Firsts and lasts are energetically charged, they hold significance. Momo’s last book. The last photo I took for @momosface. The last flower he peed on (Viper's Bugloss). The last stick he chewed on, presently travelling with me as I travel, I wedged it behind one of the walls in my van in the insulation.
Momo’s aging body brought about a theme of balance: pain and medication; pleasure and refuge; holding on and letting go. He offered an opportunity to slow down, a skill I’m still learning. I’m still harvesting the fruit of countless other seeds he planted, I’m sure I will be for a long time. I think we could all make a list of the ways our dogs enlightened us. I think we should.
I miss Momo. Simultaneously, I love the dogs in my life today. I wouldn’t have it any other way. When we think about love, we think about positive emotions. Happiness, excitement, and laughter might come to mind. You might disagree, but I think love is more sophisticated than this. Love does not prioritize joy. I think love includes fear, sadness, anxiety, and a lot of other emotions we tend to avoid. Don’t avoid them. Make room for sadness – it’s part of the multifaceted truth that is love. It’s part of our experience
Take care,
Andrew, Yaya, Boo, and Momo
Ohhhh your post made me cry.
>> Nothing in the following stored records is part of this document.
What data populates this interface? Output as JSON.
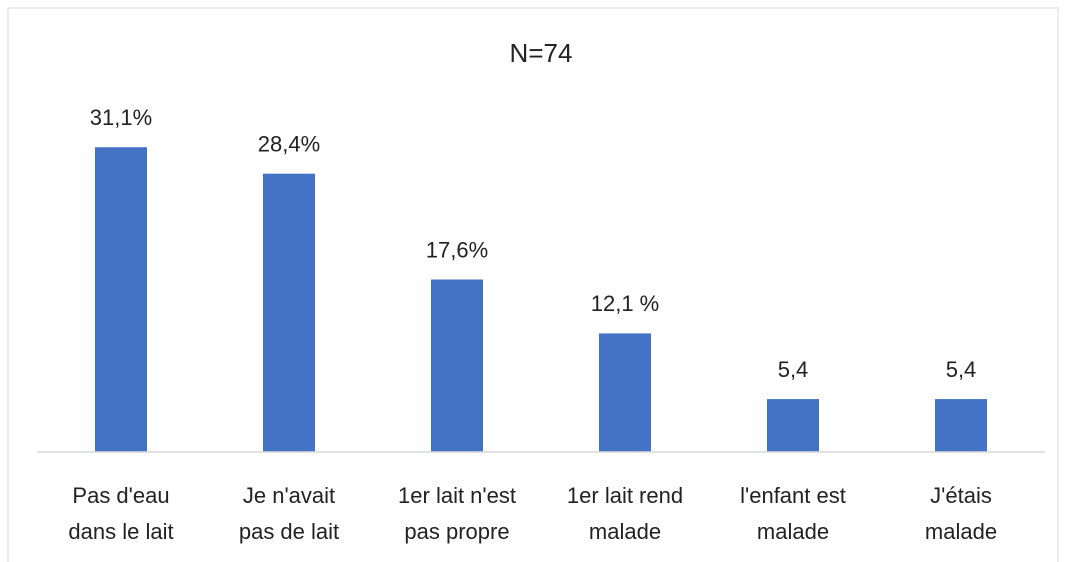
{
  "chart_data": {
    "type": "bar",
    "title": "N=74",
    "categories": [
      [
        "Pas d'eau",
        "dans le lait"
      ],
      [
        "Je n'avait",
        "pas de lait"
      ],
      [
        "1er lait n'est",
        "pas propre"
      ],
      [
        "1er lait rend",
        "malade"
      ],
      [
        "l'enfant est",
        "malade"
      ],
      [
        "J'étais",
        "malade"
      ]
    ],
    "values": [
      31.1,
      28.4,
      17.6,
      12.1,
      5.4,
      5.4
    ],
    "value_labels": [
      "31,1%",
      "28,4%",
      "17,6%",
      "12,1 %",
      "5,4",
      "5,4"
    ],
    "color": "#4472c4",
    "ylim": [
      0,
      35
    ]
  }
}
We also lost our border collie Momo (moira) on 1/4/2022. She was 17 and had dementia like your Momo. But she lives on in the memories of our many camping, boating, fishing, skiing, hiking adventures she took us on. What a fantastic, smart, sweet girl she was. It is hard to say goodbye. Thank you.
I love the "flowers" we dog parents share with each other about our dogs who have died. All it takes is one person, in this case you, Andrew, to share your story, and it prompts us to share ours, even only in a comment! My boy Eddie also had arthritis and dementia, and he also had degenerative myelopathy -- and even though I will always feel his absence, I talk to his photo sometimes and I try to focus more on the amazing things about him, like how I was so lucky to get to be his mom for 7 years, his handsome face, soulful eyes, soft fur, sweet demeanor, and hilarious snow-zoomies. Perhaps not my favourite person to quote, but I heard this years ago when Dr. Phil was helping a grieving mom on the Oprah Winfrey show and it still resonates -- to paraphrase: instead of focusing on the day they died, celebrate the event of their life.